トンカツって決して安くはないけれど、やっぱり専門店のカラッと上がったザクザク・アツアツの衣に、ふわふわの千切りキャベツが食べたくなる。半年に一度ぐらいしか「トンカツが食べたい!」とひらめかないのだから、このタイミングを逃す手は無い。

ビールは先出しでいただき、おいしくなぁれとゴマをあたりつつテーブルに添えられた高菜をつまみながら待つこと数分・・・ほほォ、ヒレカツとカニクリームコロッケ。いいねぇ!!

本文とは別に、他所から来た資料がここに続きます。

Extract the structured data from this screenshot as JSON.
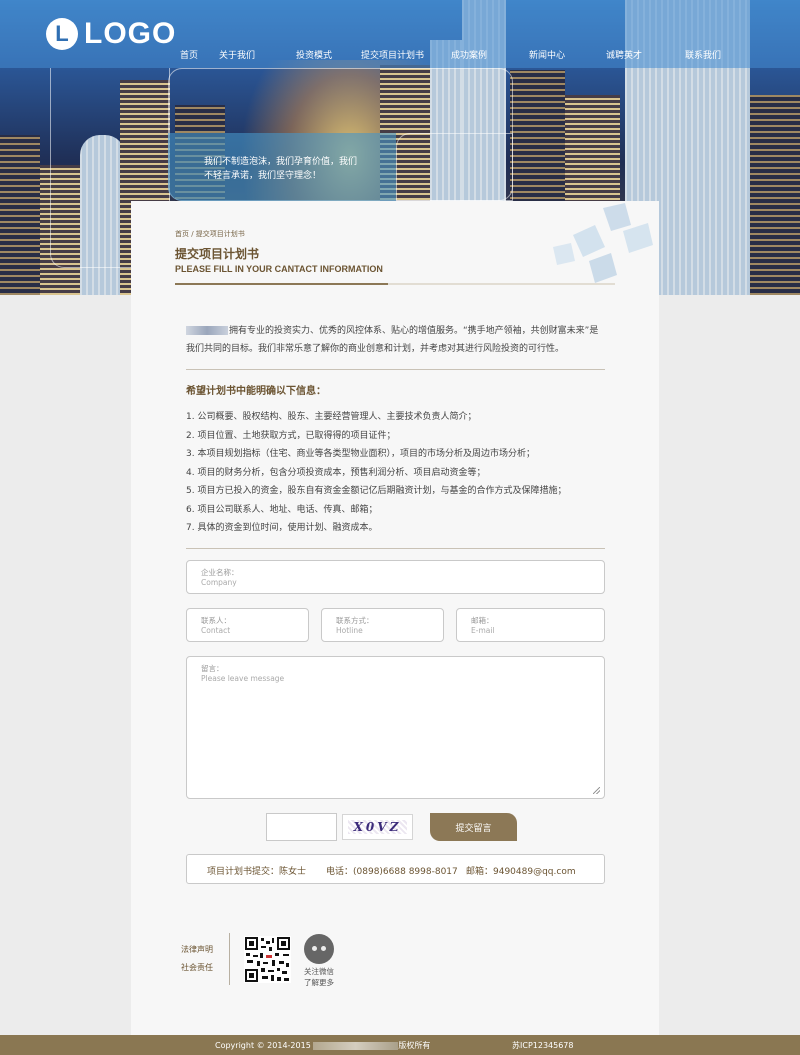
{
  "header": {
    "logo_letter": "L",
    "logo_text": "LOGO",
    "nav": [
      {
        "label": "首页"
      },
      {
        "label": "关于我们"
      },
      {
        "label": "投资模式"
      },
      {
        "label": "提交项目计划书"
      },
      {
        "label": "成功案例"
      },
      {
        "label": "新闻中心"
      },
      {
        "label": "诚聘英才"
      },
      {
        "label": "联系我们"
      }
    ]
  },
  "banner": {
    "slogan_line1": "我们不制造泡沫，我们孕育价值，我们",
    "slogan_line2": "不轻言承诺，我们坚守理念！"
  },
  "page": {
    "breadcrumb": "首页 / 提交项目计划书",
    "title": "提交项目计划书",
    "subtitle": "PLEASE FILL IN YOUR CANTACT INFORMATION",
    "intro": "拥有专业的投资实力、优秀的风控体系、贴心的增值服务。“携手地产领袖，共创财富未来”是我们共同的目标。我们非常乐意了解你的商业创意和计划，并考虑对其进行风险投资的可行性。",
    "list_title": "希望计划书中能明确以下信息：",
    "requirements": [
      "1. 公司概要、股权结构、股东、主要经营管理人、主要技术负责人简介；",
      "2. 项目位置、土地获取方式，已取得得的项目证件；",
      "3. 本项目规划指标（住宅、商业等各类型物业面积），项目的市场分析及周边市场分析；",
      "4. 项目的财务分析，包含分项投资成本，预售利润分析、项目启动资金等；",
      "5. 项目方已投入的资金，股东自有资金金额记亿后期融资计划，与基金的合作方式及保障措施；",
      "6. 项目公司联系人、地址、电话、传真、邮箱；",
      "7. 具体的资金到位时间，使用计划、融资成本。"
    ]
  },
  "form": {
    "company": {
      "label": "企业名称：",
      "placeholder": "Company"
    },
    "contact": {
      "label": "联系人：",
      "placeholder": "Contact"
    },
    "hotline": {
      "label": "联系方式：",
      "placeholder": "Hotline"
    },
    "email": {
      "label": "邮箱：",
      "placeholder": "E-mail"
    },
    "message": {
      "label": "留言：",
      "placeholder": "Please leave message"
    },
    "captcha_code": "X0VZ",
    "submit_label": "提交留言"
  },
  "contact_bar": {
    "submitter": "项目计划书提交：陈女士",
    "phone": "电话：(0898)6688 8998-8017",
    "email": "邮箱：9490489@qq.com"
  },
  "footer_links": [
    {
      "label": "法律声明"
    },
    {
      "label": "社会责任"
    }
  ],
  "wechat": {
    "line1": "关注微信",
    "line2": "了解更多"
  },
  "footer": {
    "copyright_prefix": "Copyright © 2014-2015",
    "copyright_suffix": "版权所有",
    "icp": "苏ICP12345678"
  },
  "colors": {
    "brand_brown": "#8c7856",
    "title_brown": "#6b5432",
    "nav_blue": "#468cd2"
  }
}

久々のアツアツの揚げ物。アチアチ!とやけどしそうなのをビールでクールダウン、口の中に残るゴマの香ばしさ。うーん、大人って感じ。山椒がきいた味噌汁と麦飯、どれも一捻りあってうれしい。最後にビールをグイッと飲み干して・・・はぁ~大満足!!
トンカツといえば、マンガ「美味しんぼ」(11巻・「トンカツ慕情」)にて有名なシーンがある。
窃盗に遭い落ち込んでいる若い男が、トンカツ屋店主の好意によりトンカツをごちそうになる。30年の時が経ち大成功を治めた男はその時の味が忘れられず、恩返しのために主人公の山岡に店主を探す依頼する・・・という、なんとも粋な話だ。
金を取られ落ち込んでいる若人に店主は話しかける。
「人間そんなに偉くなることはねえ。ちょうどいいってものがあらあ。」
「いいかい学生さん、トンカツをな、トンカツをいつでも食えるくらいになりなよ。それが、人間偉過ぎもしない貧乏過ぎもしない、ちょうどいいくらいってとこなんだ」
店主の人柄と愛情があふれる一言。この言葉と施しによって、30年の時を経て、人間の新たなつながりが生まれていく、美味しんぼきっての名作だ。
この「トンカツをいつでも食えるちょうどよさ」っていうのがまた本当にちょうどいい線で、定食屋よりちょっと値は張るが、かといって敷居が高いわけではない。これは寿司でも洋食でもなく、確かにトンカツが適役だろう。
トンカツを食べるたびに「これがちょうどいいんだな」と考えながらザクザク頬張る。確かに、これを毎日食べるのが贅沢!というのも違う気がするし、かといって頑張ってお金を貯めてやっと食べられるもの、というものでもない。
ビールと一緒に楽しんだから山岡さんには怒られるかもしれないけれど、私のとっても「トンカツがいつでも食べられる」のは生活の指標の一つとして大事にしている。
・・・と考えつつ、すでにあのザクザクジューシーなトンカツが食べたいとも思っている。理想と現実は難しいものだ。